The “40 under 40” list usually includes one or two familiar names from cryptocurrencies. This year, Fortune added a second category: the “Ledger 40 under 40,” representing the up-and-comingest young movers in blockchain and finance. Some of the choices are obvious: 24-year-old Vitalik Buterin has a guaranteed spot, at least for the next sixteen years, and the Winklevoss twins are a no-brainer.

Besides them, there are several names you’ve probably heard, some you haven’t, and a few that will leave you scratching your head.

Where Are All The ICO Innovators…? Oh That’s Right, It’s Fortune

Coinbase is undoubtedly one of the most important companies in the cryptospace, but giving four spots to executives from the same company (five if you count earn.com, which Coinbase bought) makes us wonder if Fortune’s writers had trouble getting the tally up to 40. 

Some of the connections are quite tenuous. Fortune gives two spots to Goldman Sachs executives, and one to someone from JPMorgan Chase. Yes, the banks are all building blockchains. But it feels a little like tipping the waiter for mediocre service.

Then there are the non-crypto faces that seem to have been shoehorned in. Bill Ready from PayPal is a bit of a stretch, if only because PayPal is keeping crypto at arm’s length. Ready is the mind behind Venmo—a big name in digital payments, but not exactly a cryptocurrency. 

Fortune seems to have anticipated these objections by calling the list the “Ledger 40” and not the “Blockchain 40” or “Crypto 40”—the focus is on FinTech, not blockchains.  But then they have to explain why they included the inventor of Cryptokitties. 

The list sticks to well-established companies, and keeps far away from initial coin offerings—at least those launched by startups. That seems to have led to a few curious omissions: you might not like Justin Sun, but the founder of Tron probably has as much right to a spot as Roger Ver.  (Editor’s note: my cat has as much right to a spot as Roger Ver.)

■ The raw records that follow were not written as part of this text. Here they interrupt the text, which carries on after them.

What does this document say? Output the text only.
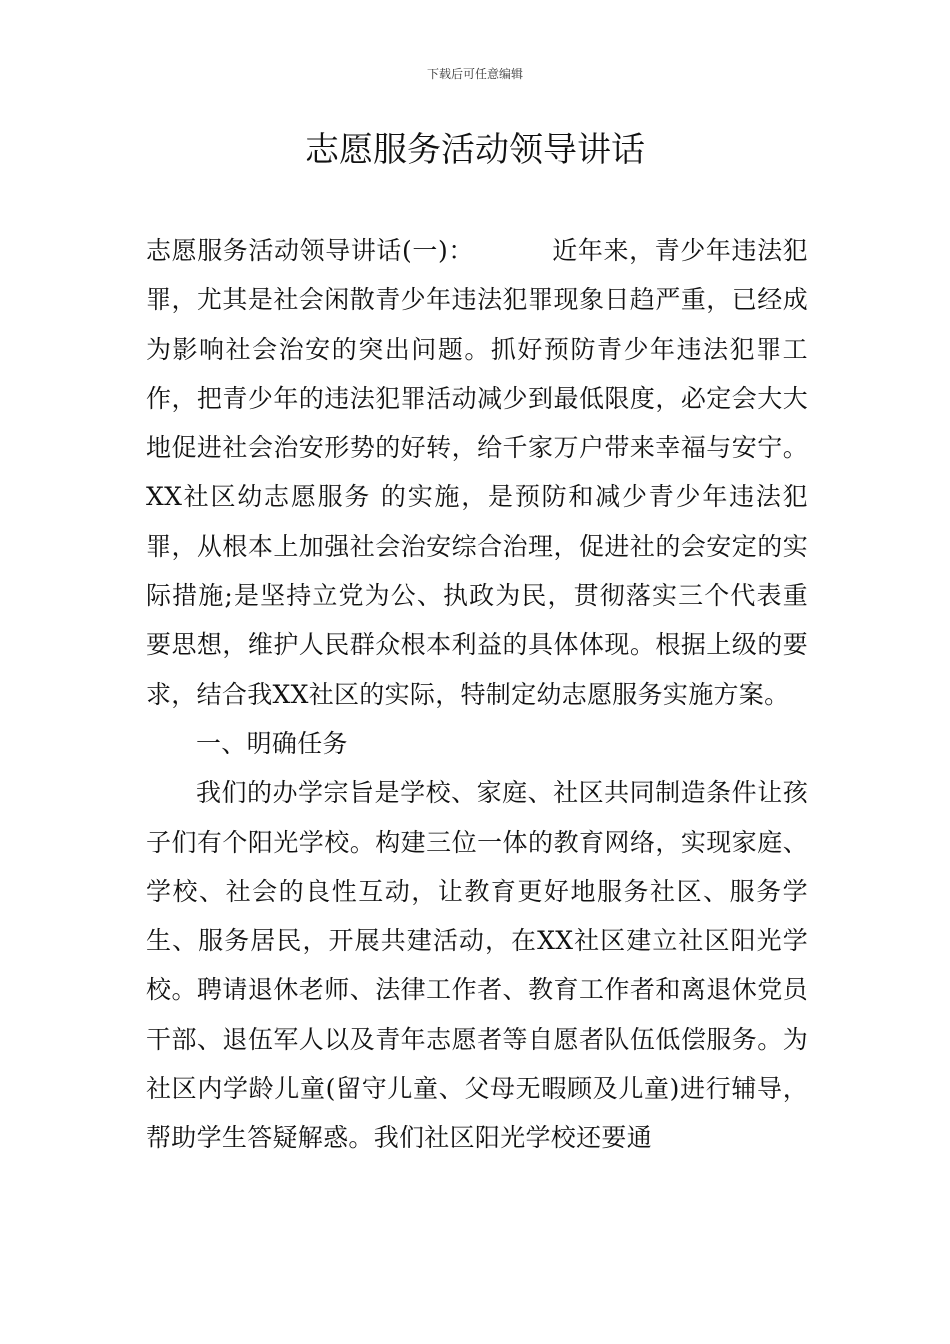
下载后可任意编辑
志愿服务活动领导讲话

志愿服务活动领导讲话(一)：	近年来，青少年违法犯罪，尤其是社会闲散青少年违法犯罪现象日趋严重，已经成为影响社会治安的突出问题。抓好预防青少年违法犯罪工作，把青少年的违法犯罪活动减少到最低限度，必定会大大地促进社会治安形势的好转，给千家万户带来幸福与安宁。XX社区幼志愿服务 的实施，是预防和减少青少年违法犯罪，从根本上加强社会治安综合治理，促进社的会安定的实际措施;是坚持立党为公、执政为民，贯彻落实三个代表重要思想，维护人民群众根本利益的具体体现。根据上级的要求，结合我XX社区的实际，特制定幼志愿服务实施方案。

一、明确任务

我们的办学宗旨是学校、家庭、社区共同制造条件让孩子们有个阳光学校。构建三位一体的教育网络，实现家庭、学校、社会的良性互动，让教育更好地服务社区、服务学生、服务居民，开展共建活动，在XX社区建立社区阳光学校。聘请退休老师、法律工作者、教育工作者和离退休党员干部、退伍军人以及青年志愿者等自愿者队伍低偿服务。为社区内学龄儿童(留守儿童、父母无暇顾及儿童)进行辅导，帮助学生答疑解惑。我们社区阳光学校还要通
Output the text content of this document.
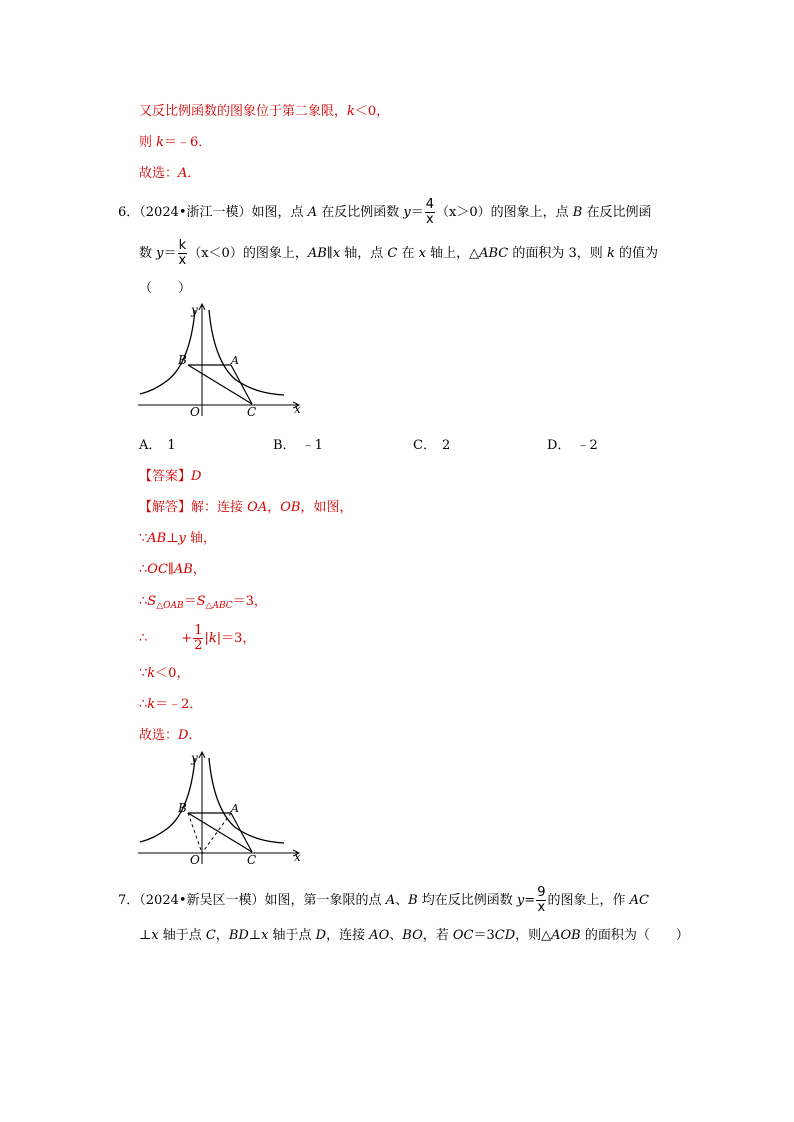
又反比例函数的图象位于第二象限，k＜0，
则 k＝﹣6．
故选：A．
6．（2024•浙江一模）如图，点 A 在反比例函数 $y= \frac{4}{x} (x>0)$的图象上，点 B 在反比例函
数 $y= \frac{k}{x} (x<0)$的图象上，AB∥x 轴，点 C 在 x 轴上，△ABC 的面积为 3，则 k 的值为
（　　）
y
x
O
B	A
C
A． 1	B． ﹣1	C． 2	D． ﹣2
【答案】D
【解答】解：连接 OA，OB，如图，
∵AB⊥y 轴，
∴OC∥AB，
$\therefore S_{\triangle OAB}=S_{\triangle ABC}=3$，
∴	+ $\frac{1}{2} |k|=3$，
∵k＜0，
∴k＝﹣2．
故选：D．
y
x
O
B	A
C
7．（2024•新吴区一模）如图，第一象限的点 A、B 均在反比例函数 $y= \frac{9}{x}$ 的图象上，作 AC
⊥x 轴于点 C，BD⊥x 轴于点 D，连接 AO、BO，若 OC＝3CD，则△AOB 的面积为（　　）
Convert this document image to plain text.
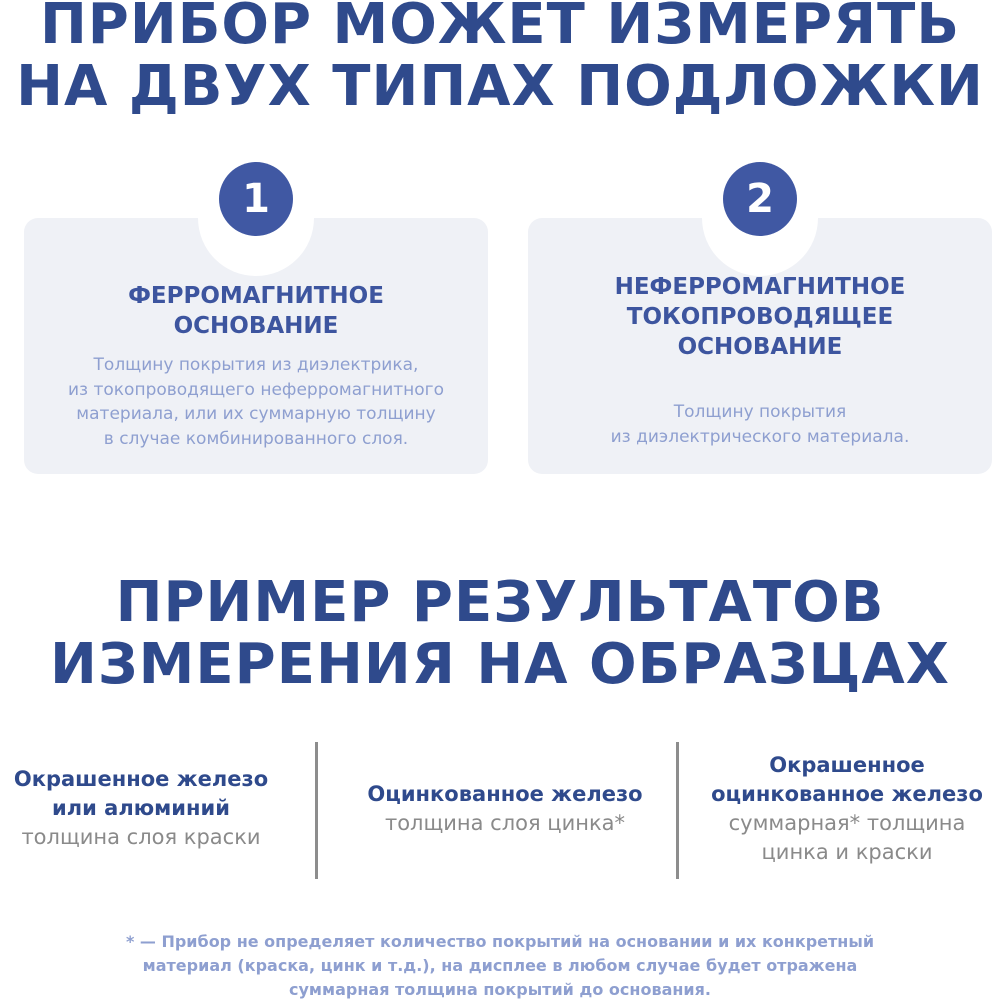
ПРИБОР МОЖЕТ ИЗМЕРЯТЬ
НА ДВУХ ТИПАХ ПОДЛОЖКИ
1
ФЕРРОМАГНИТНОЕ
ОСНОВАНИЕ
Толщину покрытия из диэлектрика,
из токопроводящего неферромагнитного
материала, или их суммарную толщину
в случае комбинированного слоя.
2
НЕФЕРРОМАГНИТНОЕ
ТОКОПРОВОДЯЩЕЕ
ОСНОВАНИЕ
Толщину покрытия
из диэлектрического материала.
ПРИМЕР РЕЗУЛЬТАТОВ
ИЗМЕРЕНИЯ НА ОБРАЗЦАХ
Окрашенное железо
или алюминий
толщина слоя краски
Оцинкованное железо
толщина слоя цинка*
Окрашенное
оцинкованное железо
суммарная* толщина
цинка и краски
* — Прибор не определяет количество покрытий на основании и их конкретный
материал (краска, цинк и т.д.), на дисплее в любом случае будет отражена
суммарная толщина покрытий до основания.
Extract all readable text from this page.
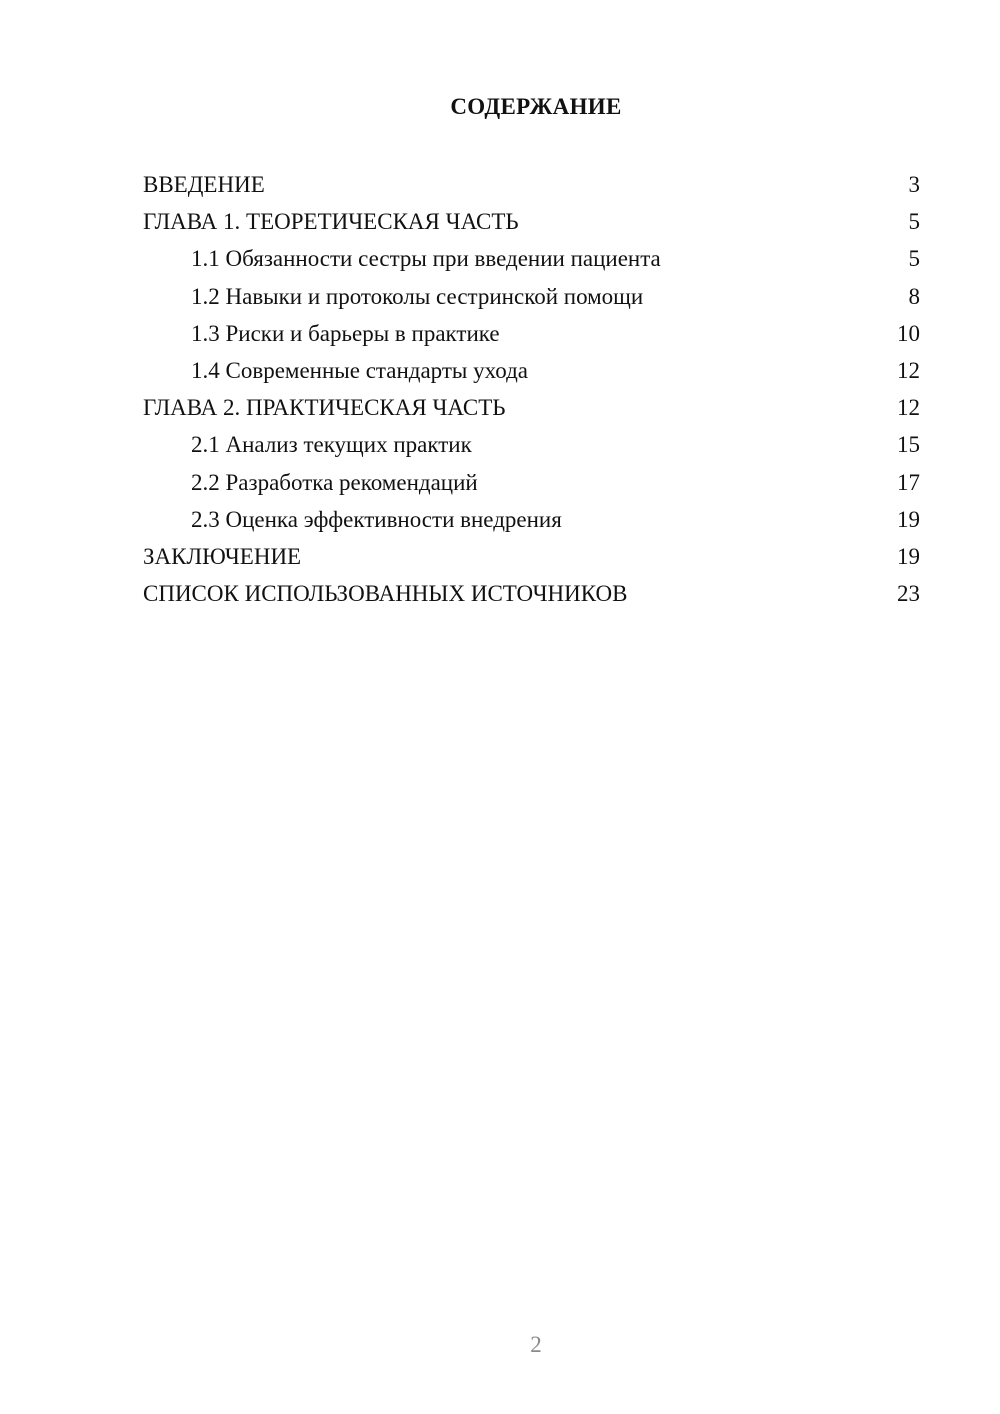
СОДЕРЖАНИЕ
ВВЕДЕНИЕ	3
ГЛАВА 1. ТЕОРЕТИЧЕСКАЯ ЧАСТЬ	5
1.1 Обязанности сестры при введении пациента	5
1.2 Навыки и протоколы сестринской помощи	8
1.3 Риски и барьеры в практике	10
1.4 Современные стандарты ухода	12
ГЛАВА 2. ПРАКТИЧЕСКАЯ ЧАСТЬ	12
2.1 Анализ текущих практик	15
2.2 Разработка рекомендаций	17
2.3 Оценка эффективности внедрения	19
ЗАКЛЮЧЕНИЕ	19
СПИСОК ИСПОЛЬЗОВАННЫХ ИСТОЧНИКОВ	23
2
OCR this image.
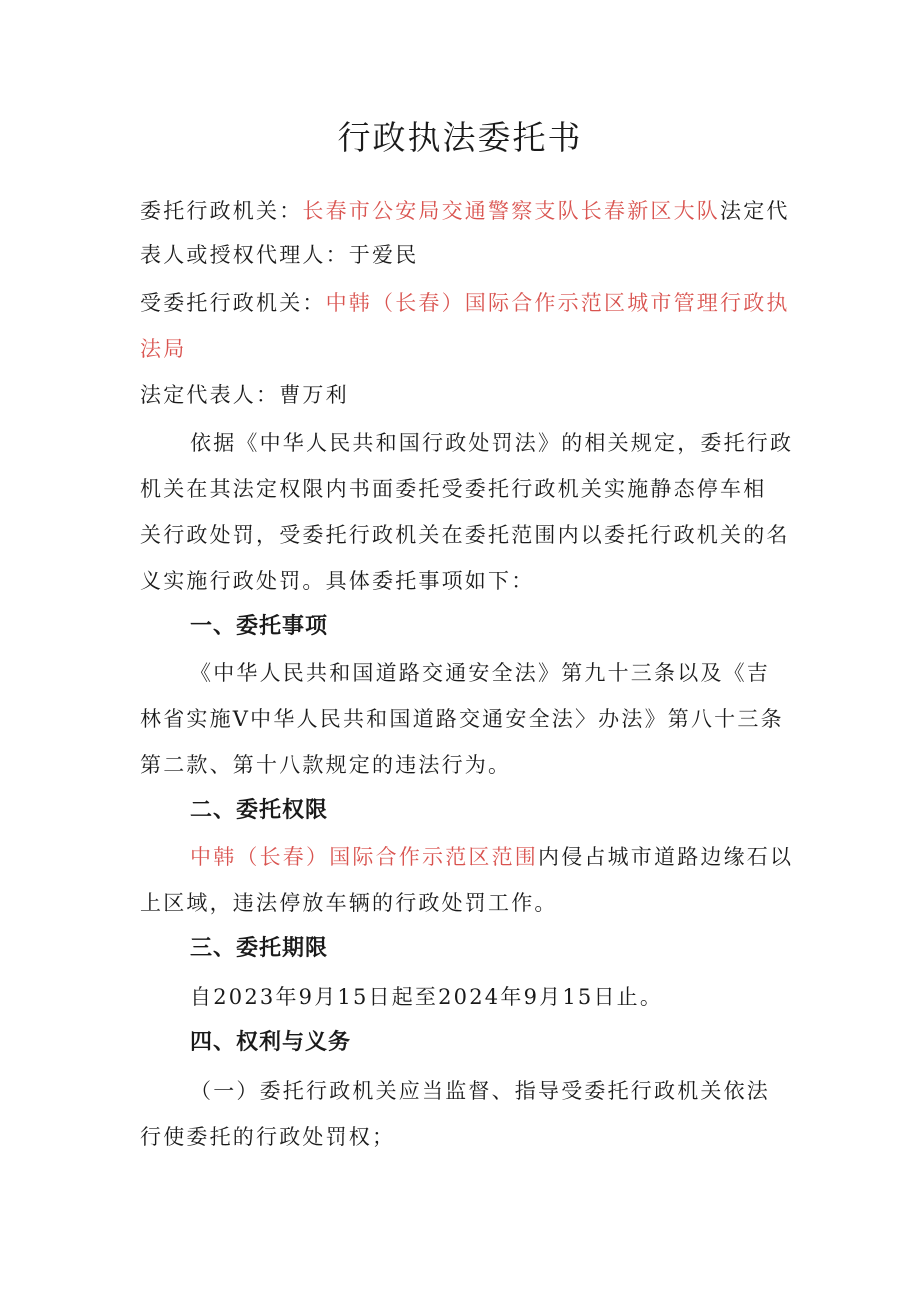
行政执法委托书
委托行政机关：长春市公安局交通警察支队长春新区大队法定代
表人或授权代理人：于爱民
受委托行政机关：中韩（长春）国际合作示范区城市管理行政执
法局
法定代表人：曹万利
依据《中华人民共和国行政处罚法》的相关规定，委托行政
机关在其法定权限内书面委托受委托行政机关实施静态停车相
关行政处罚，受委托行政机关在委托范围内以委托行政机关的名
义实施行政处罚。具体委托事项如下：
一、委托事项
《中华人民共和国道路交通安全法》第九十三条以及《吉
林省实施V中华人民共和国道路交通安全法〉办法》第八十三条
第二款、第十八款规定的违法行为。
二、委托权限
中韩（长春）国际合作示范区范围内侵占城市道路边缘石以
上区域，违法停放车辆的行政处罚工作。
三、委托期限
自2023年9月15日起至2024年9月15日止。
四、权利与义务
（一）委托行政机关应当监督、指导受委托行政机关依法
行使委托的行政处罚权；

But ICOs from established companies are included. There’s one spot each for the CEOs of Kik and Telegram, for their major tech innovations—if “innovations” means “raising a giant pile of money.” Telegram’s biggest contribution to the blockchain so far was raising so much money that they skipped the ICO. As for Kik, you can read more about their contributions to Financial Technology here. 


There are plenty of nits to pick in what is nonetheless a major recognition of crypto companies and leaders from a serious business magazine. However, one hopes that when Fortune assembles 2019’s Ledger list, the hard part will be figuring out which crypto luminaries to exclude.

The author has investments in several cryptocurrencies.